I would open the meeting with a five-minute description of the issue and the current state of play. For the next twenty-five minutes each agency with a position on the issue gave its presentation without interruption. For the next twenty minutes we had a food fight. Anyone could jump in and disagree and support or attack whoever they wanted. Strong language, passionate views, fight for your position. “Nothing personal, Sonny, just business.”
At fifty minutes, I took over the meeting and made everyone shut up, summarizing the merits and demerits of the arguments and reaching a tentative conclusion that I would recommend to the President for his decision. This took five minutes. The attendees then got five minutes to object and clarify. If my recommendation still seemed right, I would confirm that. The meeting was over. They returned to their departments and briefed their Secretaries. If a Secretary strongly disagreed, he or she would call me that night. The next day the decision paper—with concurrences, nonconcurrences, and options—went to the President.
The paper reflected all the edges of our debate. Everyone present had their say. We didn’t want to round the issue into a small beach pebble that might roll in any direction. Any cabinet Secretary who still strongly disagreed could go to the President.
I don’t recall a single instance when a Secretary did that. We had made sure every view had been presented, considered, and reflected in the paper.
As with so many issues, we could often whittle a problem down to a series of alternatives, each of which should work. We then tried to pick the best of breed.
The full NSC worked the same way, with the President in the Chair. Cabinet officers presented their views, while either Frank or I served as the master of ceremonies, laying out the issue and guiding the discussion. The President usually asked questions, but seldom made a decision during the meeting. After it was over we prepared a decision paper for him. When he reached his decision, a written confirmation was disseminated.
Because some NSC staff members had gone rogue during the Iran-Contra period, we made sure the process was formal and documented. We succeeded in restoring credibility to the NSC system.
I’ve run many other kinds of meetings.
Informational or briefing meetings simply inform attendees about a subject of immediate interest. I kept a time limit on these meetings to keep them from wandering all over and to prevent spring butts from popping up mostly to hear themselves talking.
The principal official meeting of the Joint Chiefs of Staff was called a “Tank Meeting,” so called because the original room where the World War II Joint Chiefs met was located in the basement of the Commerce Department and was reached through a tunnel-like entrance. In later years the meeting was normally held in a special room in the National Military Command Center at the Pentagon. The chiefs, their operations officers, and lots of backbenchers and note takers attended. There was a formal agenda.

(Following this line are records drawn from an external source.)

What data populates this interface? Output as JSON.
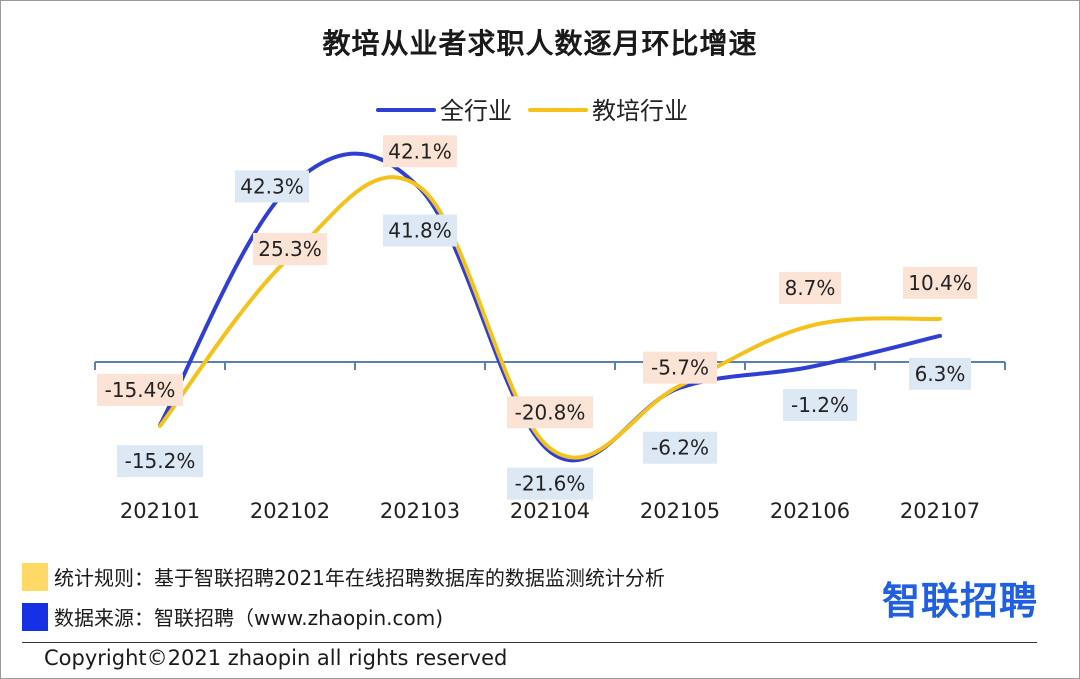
{
  "title": "教培从业者求职人数逐月环比增速",
  "chart_data": {
    "type": "line",
    "categories": [
      "202101",
      "202102",
      "202103",
      "202104",
      "202105",
      "202106",
      "202107"
    ],
    "series": [
      {
        "name": "全行业",
        "color": "#2f3fd1",
        "values": [
          -15.2,
          42.3,
          41.8,
          -21.6,
          -6.2,
          -1.2,
          6.3
        ],
        "labels": [
          "-15.2%",
          "42.3%",
          "41.8%",
          "-21.6%",
          "-6.2%",
          "-1.2%",
          "6.3%"
        ]
      },
      {
        "name": "教培行业",
        "color": "#f5c21b",
        "values": [
          -15.4,
          25.3,
          42.1,
          -20.8,
          -5.7,
          8.7,
          10.4
        ],
        "labels": [
          "-15.4%",
          "25.3%",
          "42.1%",
          "-20.8%",
          "-5.7%",
          "8.7%",
          "10.4%"
        ]
      }
    ],
    "ylim": [
      -28,
      52
    ],
    "grid": false,
    "legend": "top"
  },
  "footer": {
    "rule_text": "统计规则：基于智联招聘2021年在线招聘数据库的数据监测统计分析",
    "source_text": "数据来源：智联招聘（www.zhaopin.com)",
    "rule_color": "#ffd966",
    "source_color": "#1630e6"
  },
  "logo": "智联招聘",
  "copyright": "Copyright©2021 zhaopin all rights reserved"
}
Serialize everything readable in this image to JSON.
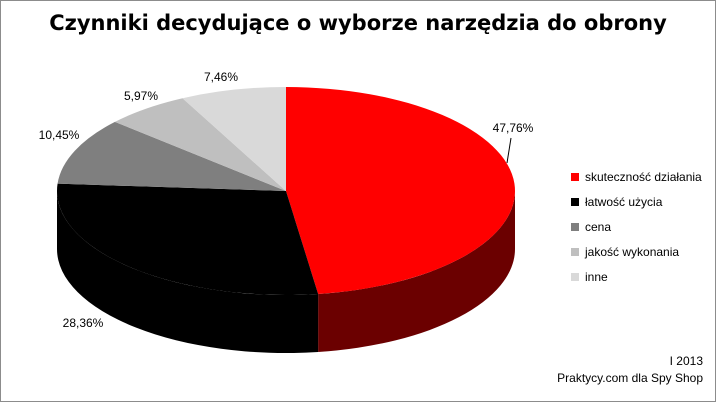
{
  "chart_data": {
    "type": "pie",
    "title": "Czynniki decydujące o wyborze narzędzia do obrony",
    "categories": [
      "skuteczność działania",
      "łatwość użycia",
      "cena",
      "jakość wykonania",
      "inne"
    ],
    "values": [
      47.76,
      28.36,
      10.45,
      5.97,
      7.46
    ],
    "value_labels": [
      "47,76%",
      "28,36%",
      "10,45%",
      "5,97%",
      "7,46%"
    ],
    "colors": [
      "#ff0000",
      "#000000",
      "#7f7f7f",
      "#bfbfbf",
      "#d9d9d9"
    ],
    "three_d": true,
    "legend_position": "right"
  },
  "legend": [
    {
      "label": "skuteczność działania",
      "color": "#ff0000"
    },
    {
      "label": "łatwość użycia",
      "color": "#000000"
    },
    {
      "label": "cena",
      "color": "#7f7f7f"
    },
    {
      "label": "jakość wykonania",
      "color": "#bfbfbf"
    },
    {
      "label": "inne",
      "color": "#d9d9d9"
    }
  ],
  "credit": {
    "date": "I 2013",
    "source": "Praktycy.com dla Spy Shop"
  }
}
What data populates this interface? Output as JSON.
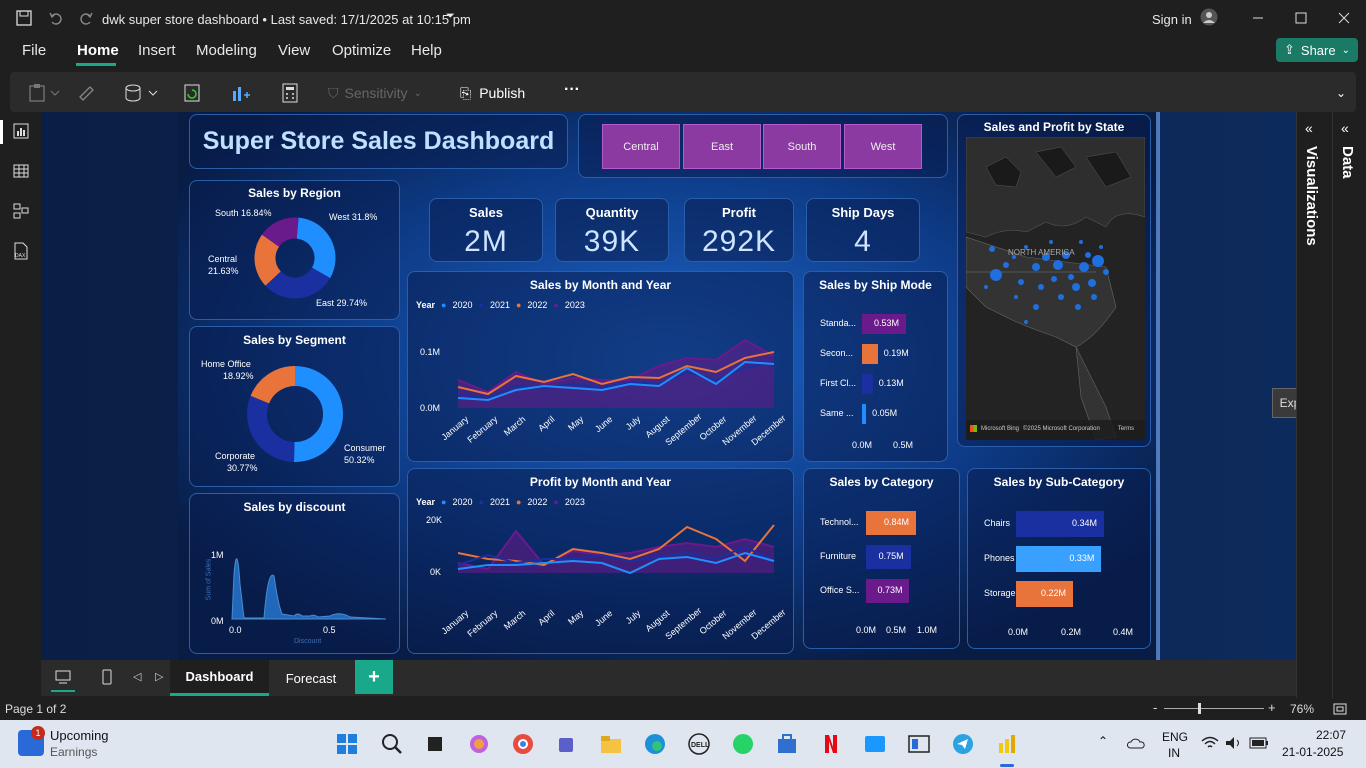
{
  "window": {
    "title": "dwk super store dashboard • Last saved: 17/1/2025 at 10:15 pm",
    "sign_in": "Sign in",
    "share": "Share"
  },
  "menu": [
    "File",
    "Home",
    "Insert",
    "Modeling",
    "View",
    "Optimize",
    "Help"
  ],
  "ribbon": {
    "sensitivity": "Sensitivity",
    "publish": "Publish",
    "more": "···"
  },
  "dashboard": {
    "title": "Super Store Sales Dashboard",
    "regions": [
      "Central",
      "East",
      "South",
      "West"
    ],
    "kpis": [
      {
        "label": "Sales",
        "value": "2M"
      },
      {
        "label": "Quantity",
        "value": "39K"
      },
      {
        "label": "Profit",
        "value": "292K"
      },
      {
        "label": "Ship Days",
        "value": "4"
      }
    ],
    "region_chart": {
      "title": "Sales by Region",
      "labels": [
        "South 16.84%",
        "West 31.8%",
        "Central",
        "21.63%",
        "East 29.74%"
      ]
    },
    "segment_chart": {
      "title": "Sales by Segment",
      "labels": [
        "Home Office",
        "18.92%",
        "Corporate",
        "30.77%",
        "Consumer",
        "50.32%"
      ]
    },
    "discount_chart": {
      "title": "Sales by discount",
      "y_ticks": [
        "1M",
        "0M"
      ],
      "x_ticks": [
        "0.0",
        "0.5"
      ],
      "ylabel": "Sum of Sales",
      "xlabel": "Discount"
    },
    "sales_month": {
      "title": "Sales by Month and Year",
      "legend_title": "Year",
      "legend": [
        "2020",
        "2021",
        "2022",
        "2023"
      ],
      "y_ticks": [
        "0.1M",
        "0.0M"
      ],
      "months": [
        "January",
        "February",
        "March",
        "April",
        "May",
        "June",
        "July",
        "August",
        "September",
        "October",
        "November",
        "December"
      ]
    },
    "profit_month": {
      "title": "Profit by Month and Year",
      "legend_title": "Year",
      "legend": [
        "2020",
        "2021",
        "2022",
        "2023"
      ],
      "y_ticks": [
        "20K",
        "0K"
      ]
    },
    "ship_mode": {
      "title": "Sales by Ship Mode",
      "rows": [
        {
          "label": "Standa...",
          "value": "0.53M"
        },
        {
          "label": "Secon...",
          "value": "0.19M"
        },
        {
          "label": "First Cl...",
          "value": "0.13M"
        },
        {
          "label": "Same ...",
          "value": "0.05M"
        }
      ],
      "x_ticks": [
        "0.0M",
        "0.5M"
      ]
    },
    "category": {
      "title": "Sales by Category",
      "rows": [
        {
          "label": "Technol...",
          "value": "0.84M"
        },
        {
          "label": "Furniture",
          "value": "0.75M"
        },
        {
          "label": "Office S...",
          "value": "0.73M"
        }
      ],
      "x_ticks": [
        "0.0M",
        "0.5M",
        "1.0M"
      ]
    },
    "subcategory": {
      "title": "Sales by Sub-Category",
      "rows": [
        {
          "label": "Chairs",
          "value": "0.34M"
        },
        {
          "label": "Phones",
          "value": "0.33M"
        },
        {
          "label": "Storage",
          "value": "0.22M"
        }
      ],
      "x_ticks": [
        "0.0M",
        "0.2M",
        "0.4M"
      ]
    },
    "map": {
      "title": "Sales and Profit by State",
      "label": "NORTH AMERICA",
      "credit": "Microsoft Bing",
      "copyright": "©2025 Microsoft Corporation",
      "terms": "Terms"
    }
  },
  "side_panels": {
    "visualizations": "Visualizations",
    "data": "Data",
    "expand": "Expand"
  },
  "tabs": [
    "Dashboard",
    "Forecast"
  ],
  "status": {
    "page": "Page 1 of 2",
    "zoom": "76%"
  },
  "taskbar": {
    "widget_title": "Upcoming",
    "widget_sub": "Earnings",
    "badge": "1",
    "lang1": "ENG",
    "lang2": "IN",
    "time": "22:07",
    "date": "21-01-2025"
  },
  "chart_data": [
    {
      "type": "pie",
      "title": "Sales by Region",
      "categories": [
        "South",
        "West",
        "Central",
        "East"
      ],
      "values": [
        16.84,
        31.8,
        21.63,
        29.74
      ]
    },
    {
      "type": "pie",
      "title": "Sales by Segment",
      "categories": [
        "Home Office",
        "Corporate",
        "Consumer"
      ],
      "values": [
        18.92,
        30.77,
        50.32
      ]
    },
    {
      "type": "bar",
      "title": "Sales by Ship Mode",
      "categories": [
        "Standa...",
        "Secon...",
        "First Cl...",
        "Same ..."
      ],
      "values": [
        0.53,
        0.19,
        0.13,
        0.05
      ]
    },
    {
      "type": "bar",
      "title": "Sales by Category",
      "categories": [
        "Technol...",
        "Furniture",
        "Office S..."
      ],
      "values": [
        0.84,
        0.75,
        0.73
      ]
    },
    {
      "type": "bar",
      "title": "Sales by Sub-Category",
      "categories": [
        "Chairs",
        "Phones",
        "Storage"
      ],
      "values": [
        0.34,
        0.33,
        0.22
      ]
    }
  ],
  "colors": {
    "accent": "#1aa88a",
    "canvas": "#0f2a57",
    "c2020": "#1f8fff",
    "c2021": "#1a2fa0",
    "c2022": "#e8743b",
    "c2023": "#6a1a8a"
  }
}
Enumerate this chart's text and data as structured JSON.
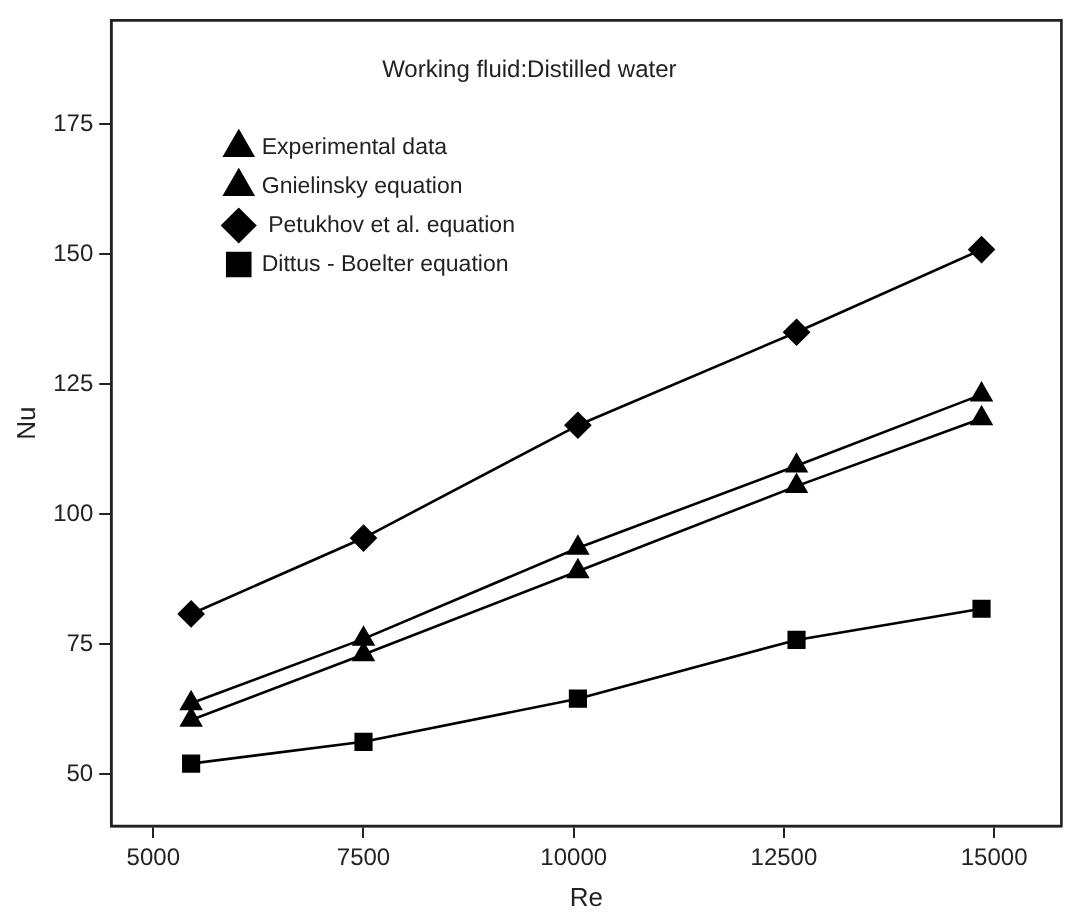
{
  "chart_data": {
    "type": "line",
    "title": "Working fluid:Distilled water",
    "xlabel": "Re",
    "ylabel": "Nu",
    "x": [
      5450,
      7500,
      10050,
      12650,
      14850
    ],
    "series": [
      {
        "name": "Experimental data",
        "color": "#000000",
        "marker": "triangle",
        "values": [
          60.4,
          73,
          89,
          105.4,
          118.4
        ]
      },
      {
        "name": "Gnielinsky equation",
        "color": "#000000",
        "marker": "triangle",
        "values": [
          63.6,
          76,
          93.5,
          109.3,
          123
        ]
      },
      {
        "name": " Petukhov et al. equation",
        "color": "#000000",
        "marker": "diamond",
        "values": [
          80.8,
          95.4,
          117.1,
          135,
          150.9
        ]
      },
      {
        "name": "Dittus - Boelter equation",
        "color": "#000000",
        "marker": "square",
        "values": [
          52,
          56.2,
          64.5,
          75.8,
          81.8
        ]
      }
    ],
    "xlim": [
      4500,
      15800
    ],
    "xticks": [
      5000,
      7500,
      10000,
      12500,
      15000
    ],
    "ylim": [
      40,
      195
    ],
    "yticks": [
      50,
      75,
      100,
      125,
      150,
      175
    ],
    "grid": false,
    "legend": "top left",
    "line_style": "solid"
  }
}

I found it more useful to have the Chiefs meet in my office without assistants or agenda. This relieved them of their bureaucratic veneer, and we could talk openly—the most senior and experienced military guys in the armed forces and not just the leaders of large organizations whose interests the service Chiefs were expected to defend at all costs. Those meetings worked beautifully, as we dealt with the most fundamental issues of war and peace.
Not all my meetings were structured. I liked to end the day, for example, with a freewheeling get-together where three or four of my closest associates could sit around my office, feet up, and review how things were going. It was an unhurried time when we could prepare ourselves for the challenges and opportunities of the next day.
Humans are not by nature solitary. They need to connect with other human beings to share dreams and fears, to lean on each other, to enhance each other.
Two people together are a meeting. As organizations become larger, ever more people need to meet formally and informally. I have always tried to conduct meetings, no matter how large, with the intimacy and respect two longtime close friends show each other when reminiscing about their shared past.